Windsor County will vote on $2 million courthouse renovations
By Christian Avard
Staff Writer | February 24,2013
An artist’s rendering shows how the Windsor County courthouse would look after renovations.
WOODSTOCK — A $2 million renovation project at the county’s civil courthouse would cost Windsor County taxpayers only $5 per year, according to the court’s side judges.
Taxes on a home assessed at $200,000 would increase by $50 over 10 years, Windsor County Side Judges David Singer and Jack Anderson are telling residents in all 24 county towns about the upcoming bond vote on Town Meeting Day.
According to the judges, the historic courthouse needs improvements to continue to operate. They said the courthouse is not accessible to the handicapped and lacks suitable ventilation, security and fire safety.
The side judges are bringing up the $2 million bond now because they cannot wait until the next general election to hold a vote, Anderson said. They are authorized to bring it forward on Town Meeting Day and hope voters are willing to pay for the renovations.
“I think what we’re trying to tell everyone is this building needs the upgrades and we have a responsible and affordable way to go about it,” Anderson said.
According to preliminary project plans drafted by Smith & Vansant Architects of Norwich, the renovations include a two-story 1,250-square-foot addition, a life-safety egress staircase, accessible entrance, and an elevator.

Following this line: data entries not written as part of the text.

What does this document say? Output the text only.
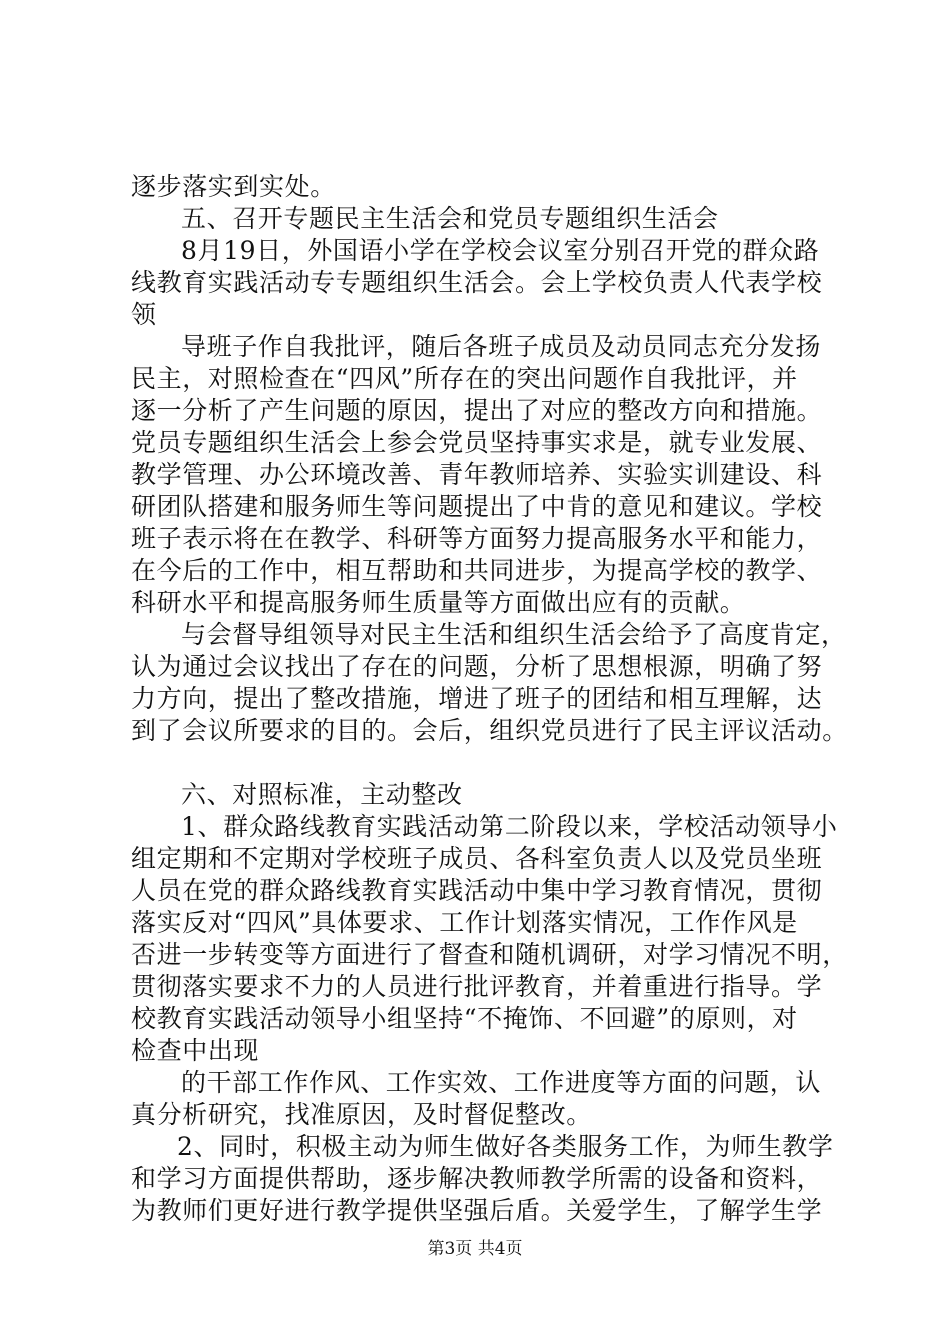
逐步落实到实处。
五、召开专题民主生活会和党员专题组织生活会
8月19日，外国语小学在学校会议室分别召开党的群众路
线教育实践活动专专题组织生活会。会上学校负责人代表学校
领
导班子作自我批评，随后各班子成员及动员同志充分发扬
民主，对照检查在“四风”所存在的突出问题作自我批评，并
逐一分析了产生问题的原因，提出了对应的整改方向和措施。
党员专题组织生活会上参会党员坚持事实求是，就专业发展、
教学管理、办公环境改善、青年教师培养、实验实训建设、科
研团队搭建和服务师生等问题提出了中肯的意见和建议。学校
班子表示将在在教学、科研等方面努力提高服务水平和能力，
在今后的工作中，相互帮助和共同进步，为提高学校的教学、
科研水平和提高服务师生质量等方面做出应有的贡献。
与会督导组领导对民主生活和组织生活会给予了高度肯定，
认为通过会议找出了存在的问题，分析了思想根源，明确了努
力方向，提出了整改措施，增进了班子的团结和相互理解，达
到了会议所要求的目的。会后，组织党员进行了民主评议活动。
六、对照标准，主动整改
1、群众路线教育实践活动第二阶段以来，学校活动领导小
组定期和不定期对学校班子成员、各科室负责人以及党员坐班
人员在党的群众路线教育实践活动中集中学习教育情况，贯彻
落实反对“四风”具体要求、工作计划落实情况，工作作风是
否进一步转变等方面进行了督查和随机调研，对学习情况不明，
贯彻落实要求不力的人员进行批评教育，并着重进行指导。学
校教育实践活动领导小组坚持“不掩饰、不回避”的原则，对
检查中出现
的干部工作作风、工作实效、工作进度等方面的问题，认
真分析研究，找准原因，及时督促整改。
2、同时，积极主动为师生做好各类服务工作，为师生教学
和学习方面提供帮助，逐步解决教师教学所需的设备和资料，
为教师们更好进行教学提供坚强后盾。关爱学生，了解学生学
第3页 共4页
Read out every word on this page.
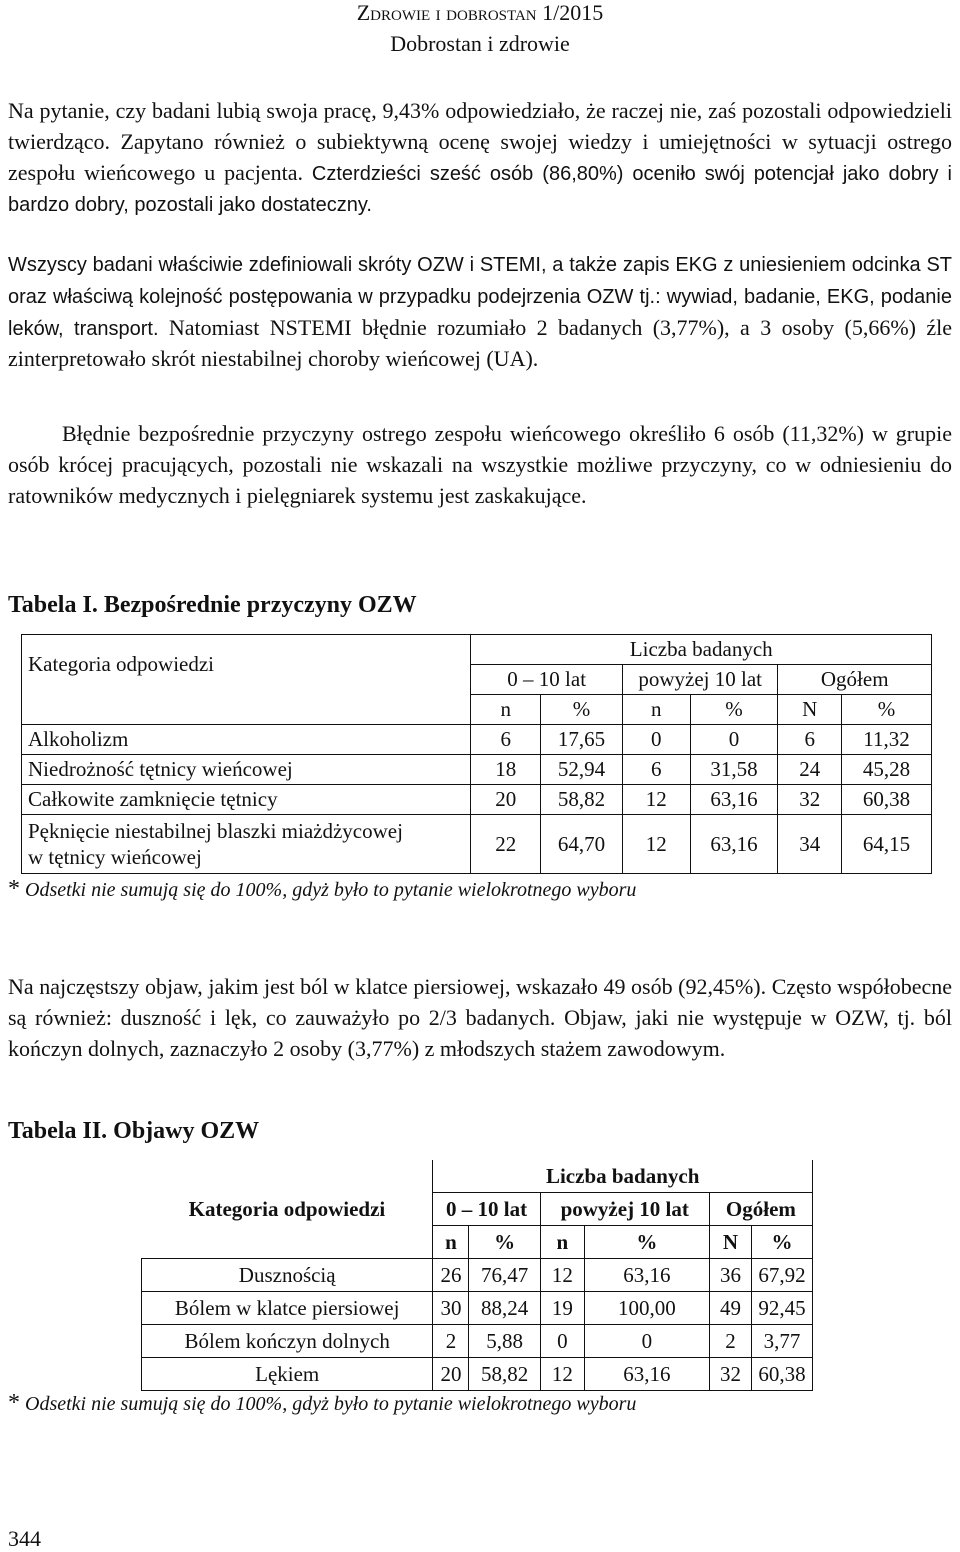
Zdrowie i dobrostan 1/2015
Dobrostan i zdrowie

Na pytanie, czy badani lubią swoja pracę, 9,43% odpowiedziało, że raczej nie, zaś pozostali odpowiedzieli twierdząco. Zapytano również o subiektywną ocenę swojej wiedzy i umiejętności w sytuacji ostrego zespołu wieńcowego u pacjenta. Czterdzieści sześć osób (86,80%) oceniło swój potencjał jako dobry i bardzo dobry, pozostali jako dostateczny.

Wszyscy badani właściwie zdefiniowali skróty OZW i STEMI, a także zapis EKG z uniesieniem odcinka ST oraz właściwą kolejność postępowania w przypadku podejrzenia OZW tj.: wywiad, badanie, EKG, podanie leków, transport. Natomiast NSTEMI błędnie rozumiało 2 badanych (3,77%), a 3 osoby (5,66%) źle zinterpretowało skrót niestabilnej choroby wieńcowej (UA).

Błędnie bezpośrednie przyczyny ostrego zespołu wieńcowego określiło 6 osób (11,32%) w grupie osób krócej pracujących, pozostali nie wskazali na wszystkie możliwe przyczyny, co w odniesieniu do ratowników medycznych i pielęgniarek systemu jest zaskakujące.

Tabela I. Bezpośrednie przyczyny OZW

Kategoria odpowiedzi	Liczba badanych					
	0 – 10 lat		powyżej 10 lat		Ogółem	
	n	%	n	%	N	%
Alkoholizm	6	17,65	0	0	6	11,32
Niedrożność tętnicy wieńcowej	18	52,94	6	31,58	24	45,28
Całkowite zamknięcie tętnicy	20	58,82	12	63,16	32	60,38

Pęknięcie niestabilnej blaszki miażdżycowej
w tętnicy wieńcowej	22	64,70	12	63,16	34	64,15

* Odsetki nie sumują się do 100%, gdyż było to pytanie wielokrotnego wyboru

Na najczęstszy objaw, jakim jest ból w klatce piersiowej, wskazało 49 osób (92,45%). Często współobecne są również: duszność i lęk, co zauważyło po 2/3 badanych. Objaw, jaki nie występuje w OZW, tj. ból kończyn dolnych, zaznaczyło 2 osoby (3,77%) z młodszych stażem zawodowym.

Tabela II. Objawy OZW

	Liczba badanych					
Kategoria odpowiedzi	0 – 10 lat		powyżej 10 lat		Ogółem	
	n	%	n	%	N	%
Dusznością	26	76,47	12	63,16	36	67,92
Bólem w klatce piersiowej	30	88,24	19	100,00	49	92,45
Bólem kończyn dolnych	2	5,88	0	0	2	3,77
Lękiem	20	58,82	12	63,16	32	60,38

* Odsetki nie sumują się do 100%, gdyż było to pytanie wielokrotnego wyboru

344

Other additions include a new holding cell, metal detectors and an integrated security system. According to the plans, the renovations will be consistent with the historic structure, which has been in operation since 1855 and is on the National Register of Historic Places.

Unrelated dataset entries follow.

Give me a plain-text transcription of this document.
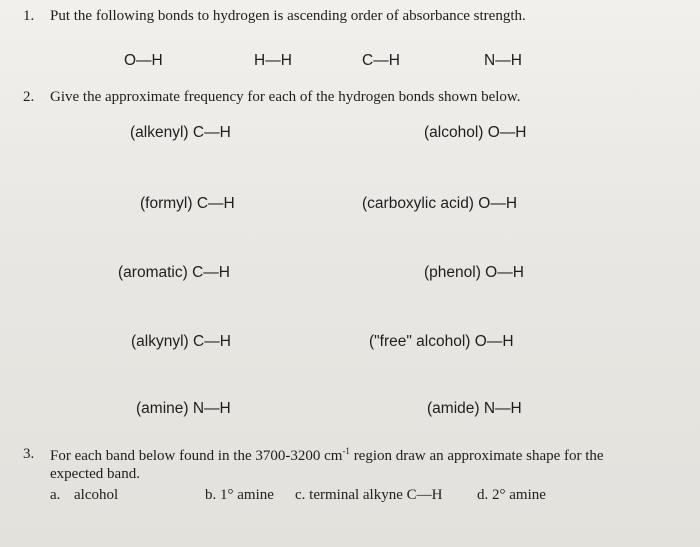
1. Put the following bonds to hydrogen is ascending order of absorbance strength.
O—H	H—H	C—H	N—H
2. Give the approximate frequency for each of the hydrogen bonds shown below.
(alkenyl) C—H	(alcohol) O—H
(formyl) C—H	(carboxylic acid) O—H
(aromatic) C—H	(phenol) O—H
(alkynyl) C—H	("free" alcohol) O—H
(amine) N—H	(amide) N—H
3. For each band below found in the 3700-3200 $cm^{-1}$ region draw an approximate shape for the
expected band.
a. alcohol	b. 1° amine c. terminal alkyne C—H d. 2° amine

The new additions would also allow civil, probate, family and criminal cases to be heard in Woodstock to ease the workload for other county facilities. According to Singer, the new courthouse will make proceedings more efficient and save time.
“I often use the analogy that if you’ve been languishing in jail for four months because you can’t get a hearing, it’s because sometimes there’s a lack of space to hold trials,” Singer said. “This will give the courthouse more versatility in handling all matters.”
Singer and Anderson said they are often asked if cheaper options are available. They both said the $2 million bond is the best route.
According to Singer, they could take off the roof at criminal court in White River Junction and build extra levels there while possibly closing civil court in Woodstock, but that option is not practical.
Another option is to build a new county courthouse altogether, but that option is not feasible.
Windsor County voters handily defeated a $4.6 million bond in 1998 that would renovate the same courthouse in Woodstock. Singer said it failed because they were asking for too many features and the $2 million bond will only cover the “bare-bones” necessary changes.
“We’re asking for modest changes. They were asking for ‘Downton Abbey,’” Singer said with a laugh.
Windsor County voters will decide the $2 million bond by Australian ballot Tuesday, March 5. Polling hours vary by town and can be found at the respective town offices in Windsor County.